As Brendan O’Connor and his co-authors from Carnegie Mellon University note in a paper published last month, the usual method of conducting a public-opinion poll by telephone can cost tens of thousands of dollars. (Besides, lots of us hang up immediately on the suspicion that it will turn into a telemarketing call.)
Using one billion Twitter messages from 2008 and ’09 as a database, O’Connor and colleagues ran searches for keywords related to politics and the economy, then generated a “sentiment score” based on the lists of 1,600 “positive” and 1,200 “negative” words. They then compared these “text sentiment” findings to the results of more traditional public opinion polls concerning consumer confidence, the election of 2008, and the new president’s approval ratings. They found sufficiently strong correlation to be encouraging -- and noted that by the summer of 2009, when many more people were on Twitter than had been the case in 2008, the text-sentiment results proved a good predictor of consumer confidence levels.
A different methodology was used in “Modeling Public Mood and Emotion: Twitter Sentiment and Socio-Economic Phenomena” by John Bollen of Indiana University and two other authors. They collected all public tweets from August 1 to December 20, 2008 and harvested from them data about the content that could be plugged into “a well-established psychometric instrument, the Profile of Mood States” which “measures six individual dimensions of mood, namely Tension, Depression, Anger, Vigor, Fatigue, and Confusion.” This sounds like something from one of Woody Allen’s better movies.
The data crunching yielded “a six dimensional mood vector” covering the months in question. Which, as luck would have it, coincided with both the financial meltdown and the presidential election of 2008. The resulting graphs are intriguing.
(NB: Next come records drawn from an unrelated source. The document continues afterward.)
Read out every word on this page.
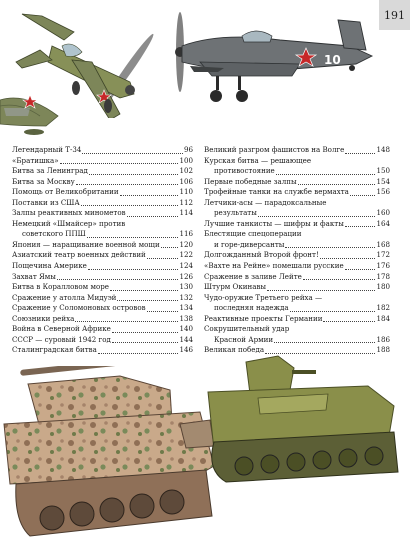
191
10
Легендарный Т-34	96
«Братишка»	100
Битва за Ленинград	102
Битва за Москву	106
Помощь от Великобритании	110
Поставки из США	112
Залпы реактивных минометов	114
Немецкий «Шмайсер» против
советского ППШ	116
Япония — наращивание военной мощи	120
Азиатский театр военных действий	122
Пощечина Америке	124
Захват Ямы	126
Битва в Коралловом море	130
Сражение у атолла Мидуэй	132
Сражение у Соломоновых островов	134
Союзники рейха	138
Война в Северной Африке	140
СССР — суровый 1942 год	144
Сталинградская битва	146
Великий разгром фашистов на Волге	148
Курская битва — решающее
противостояние	150
Первые победные залпы	154
Трофейные танки на службе вермахта	156
Летчики-асы — парадоксальные
результаты	160
Лучшие танкисты — шифры и факты	164
Блестящие спецоперации
и горе-диверсанты	168
Долгожданный Второй фронт!	172
«Вахте на Рейне» помешали русские	176
Сражение в заливе Лейте	178
Штурм Окинавы	180
Чудо-оружие Третьего рейха —
последняя надежда	182
Реактивные проекты Германии	184
Сокрушительный удар
Красной Армии	186
Великая победа	188
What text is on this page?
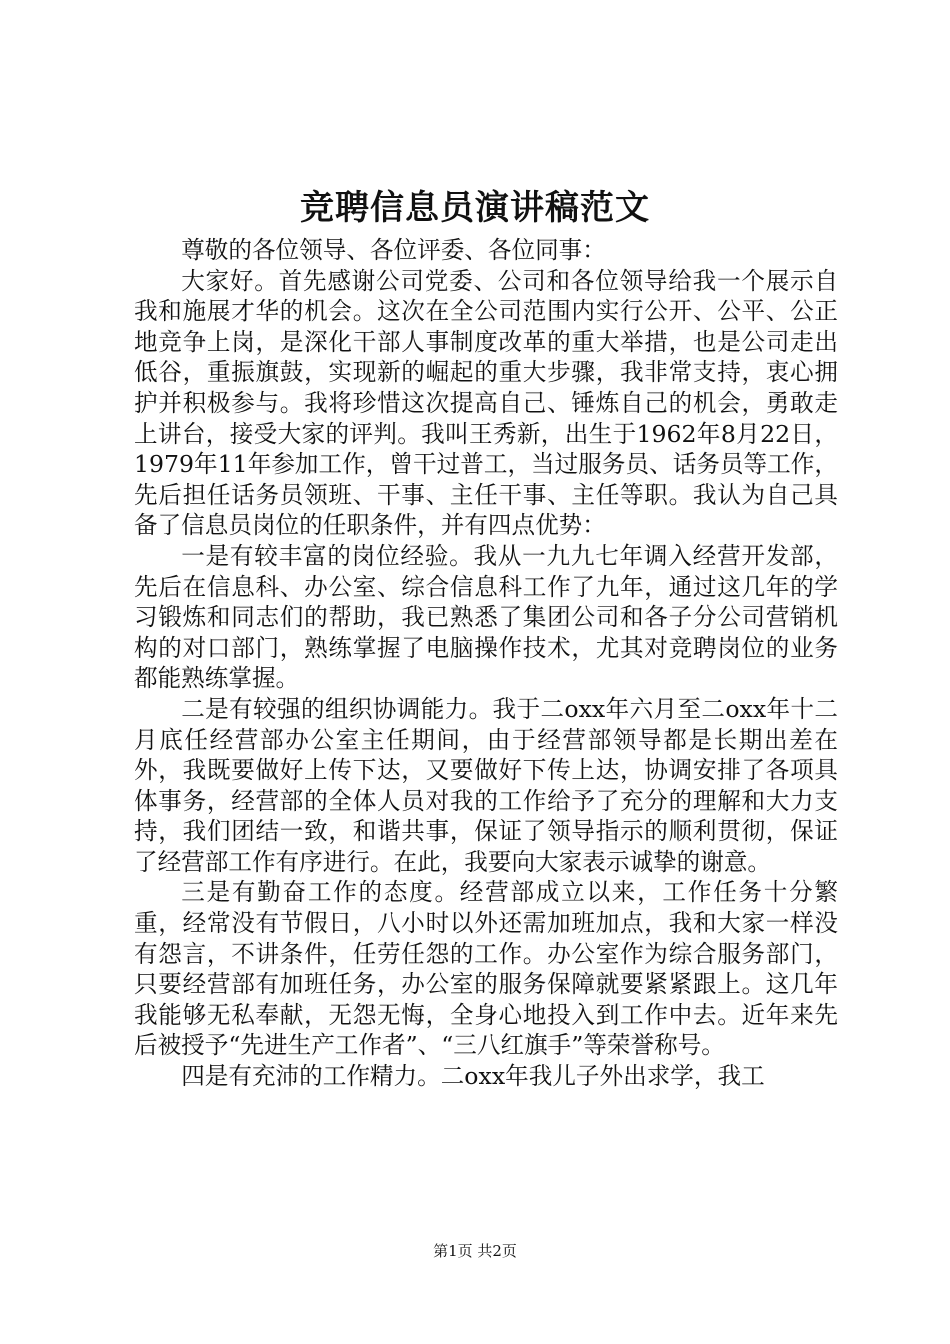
竞聘信息员演讲稿范文

尊敬的各位领导、各位评委、各位同事：

大家好。首先感谢公司党委、公司和各位领导给我一个展示自我和施展才华的机会。这次在全公司范围内实行公开、公平、公正地竞争上岗，是深化干部人事制度改革的重大举措，也是公司走出低谷，重振旗鼓，实现新的崛起的重大步骤，我非常支持，衷心拥护并积极参与。我将珍惜这次提高自己、锤炼自己的机会，勇敢走上讲台，接受大家的评判。我叫王秀新，出生于1962年8月22日，1979年11年参加工作，曾干过普工，当过服务员、话务员等工作，先后担任话务员领班、干事、主任干事、主任等职。我认为自己具备了信息员岗位的任职条件，并有四点优势：

一是有较丰富的岗位经验。我从一九九七年调入经营开发部，先后在信息科、办公室、综合信息科工作了九年，通过这几年的学习锻炼和同志们的帮助，我已熟悉了集团公司和各子分公司营销机构的对口部门，熟练掌握了电脑操作技术，尤其对竞聘岗位的业务都能熟练掌握。

二是有较强的组织协调能力。我于二oxx年六月至二oxx年十二月底任经营部办公室主任期间，由于经营部领导都是长期出差在外，我既要做好上传下达，又要做好下传上达，协调安排了各项具体事务，经营部的全体人员对我的工作给予了充分的理解和大力支持，我们团结一致，和谐共事，保证了领导指示的顺利贯彻，保证了经营部工作有序进行。在此，我要向大家表示诚挚的谢意。

三是有勤奋工作的态度。经营部成立以来，工作任务十分繁重，经常没有节假日，八小时以外还需加班加点，我和大家一样没有怨言，不讲条件，任劳任怨的工作。办公室作为综合服务部门，只要经营部有加班任务，办公室的服务保障就要紧紧跟上。这几年我能够无私奉献，无怨无悔，全身心地投入到工作中去。近年来先后被授予“先进生产工作者”、“三八红旗手”等荣誉称号。

四是有充沛的工作精力。二oxx年我儿子外出求学，我工

第1页 共2页
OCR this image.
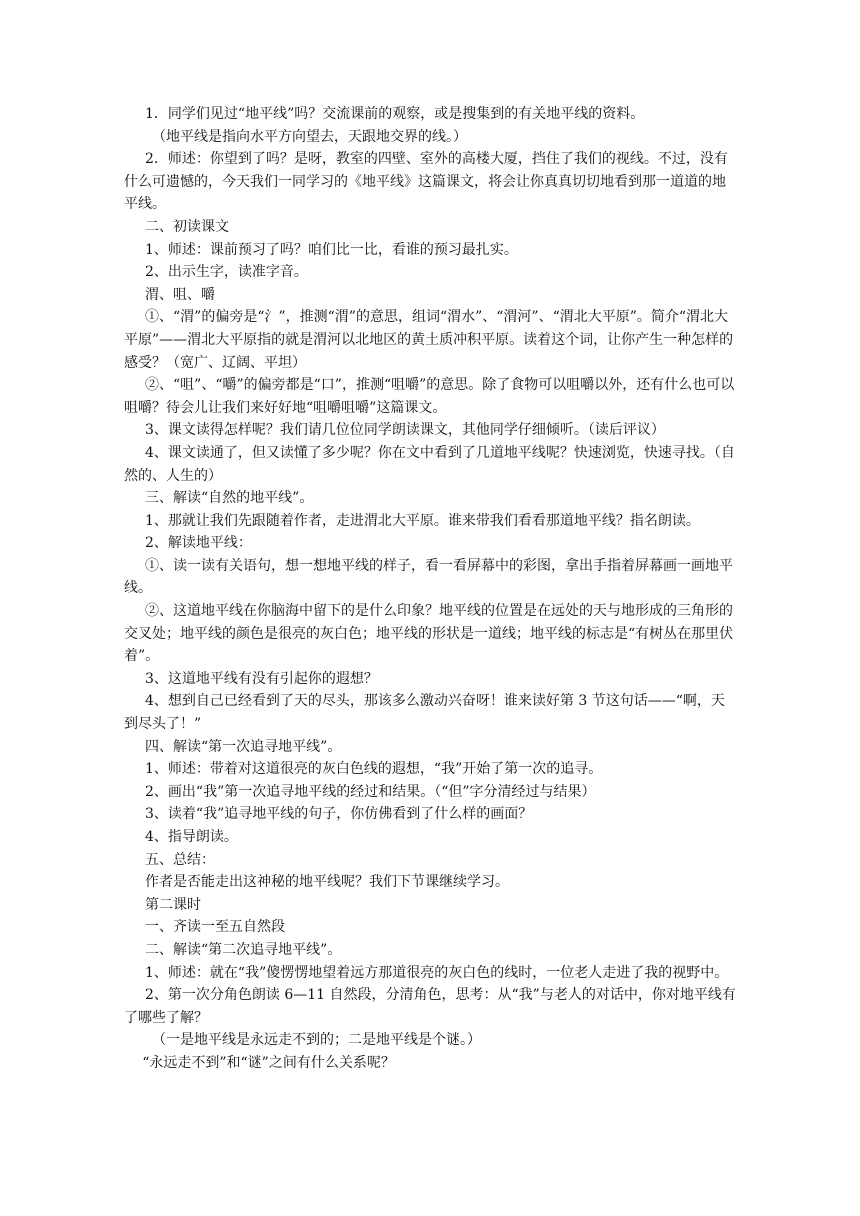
1．同学们见过“地平线”吗？交流课前的观察，或是搜集到的有关地平线的资料。

（地平线是指向水平方向望去，天跟地交界的线。）

2．师述：你望到了吗？是呀，教室的四壁、室外的高楼大厦，挡住了我们的视线。不过，没有什么可遗憾的，今天我们一同学习的《地平线》这篇课文，将会让你真真切切地看到那一道道的地平线。

二、初读课文

1、师述：课前预习了吗？咱们比一比，看谁的预习最扎实。

2、出示生字，读准字音。

渭、咀、嚼

①、“渭”的偏旁是“氵”，推测“渭”的意思，组词“渭水”、“渭河”、“渭北大平原”。简介“渭北大平原”——渭北大平原指的就是渭河以北地区的黄土质冲积平原。读着这个词，让你产生一种怎样的感受？（宽广、辽阔、平坦）

②、“咀”、“嚼”的偏旁都是“口”，推测“咀嚼”的意思。除了食物可以咀嚼以外，还有什么也可以咀嚼？待会儿让我们来好好地“咀嚼咀嚼”这篇课文。

3、课文读得怎样呢？我们请几位位同学朗读课文，其他同学仔细倾听。（读后评议）

4、课文读通了，但又读懂了多少呢？你在文中看到了几道地平线呢？快速浏览，快速寻找。（自然的、人生的）

三、解读“自然的地平线”。

1、那就让我们先跟随着作者，走进渭北大平原。谁来带我们看看那道地平线？指名朗读。

2、解读地平线：

①、读一读有关语句，想一想地平线的样子，看一看屏幕中的彩图，拿出手指着屏幕画一画地平线。

②、这道地平线在你脑海中留下的是什么印象？地平线的位置是在远处的天与地形成的三角形的交叉处；地平线的颜色是很亮的灰白色；地平线的形状是一道线；地平线的标志是“有树丛在那里伏着”。

3、这道地平线有没有引起你的遐想？

4、想到自己已经看到了天的尽头，那该多么激动兴奋呀！谁来读好第 3 节这句话——“啊，天到尽头了！”

四、解读“第一次追寻地平线”。

1、师述：带着对这道很亮的灰白色线的遐想，“我”开始了第一次的追寻。

2、画出“我”第一次追寻地平线的经过和结果。（“但”字分清经过与结果）

3、读着“我”追寻地平线的句子，你仿佛看到了什么样的画面？

4、指导朗读。

五、总结：

作者是否能走出这神秘的地平线呢？我们下节课继续学习。

第二课时

一、齐读一至五自然段

二、解读“第二次追寻地平线”。

1、师述：就在“我”傻愣愣地望着远方那道很亮的灰白色的线时，一位老人走进了我的视野中。

2、第一次分角色朗读 6—11 自然段，分清角色，思考：从“我”与老人的对话中，你对地平线有了哪些了解？

（一是地平线是永远走不到的；二是地平线是个谜。）

“永远走不到”和“谜”之间有什么关系呢？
Following the election, the negative moods (Tension, Depression, etc.) fell off. There was “a significant spike in Vigor.” Examination of samples of Twitter traffic showed “a preponderance of tweets expressing high levels of energy and positive sentiments.”
But by December 2008, as the Dow Jones Industrial Average fell to below 9000 points, the charts show a conspicuous rise in Anger -- and an even stronger one for Depression. The researchers write that this may have been an early signal of “what appears to be a populist movement in opposition to the new Obama administration.”
“Tweets may be regarded,” write Bollen and colleagues, “as microscopic instantiations of mood.” And they speculate that the microblogging system may do more than reflect shifts of public temper: “The social network of Twitter may highly affect the dynamics of public sentiment…[O]ur results are suggestive of escalating bursts of mood activity, suggesting that sentiment spreads across network ties.”
As good a reason as any to put this archive of the everyday into the time capsule. And while my perspective on this may be a little off-center, I think it is fair that the Twitter record should be stored at the the Library of Congress, which also houses the papers of the American presidents up through Theodore Roosevelt.
Almost 20 years ago, I started to work there just around the corner from the bound volumes containing, among other things, the diaries of George Washington. The experience of taking a quick look at them was something like a rite of passage for people working in the manuscript division. And to judge by later conversations among colleagues, the experience was usually slightly bewildering.
You would open the volume and gaze at the very page where his hand had guided the quill. You would start to read, expecting deep thoughts, or historical-seeming ones, at any rate. And this, more or less, is what you found on every page:
"Rained today. Three goats died. Need to buy a new plow.”
He had another 85 characters to spare.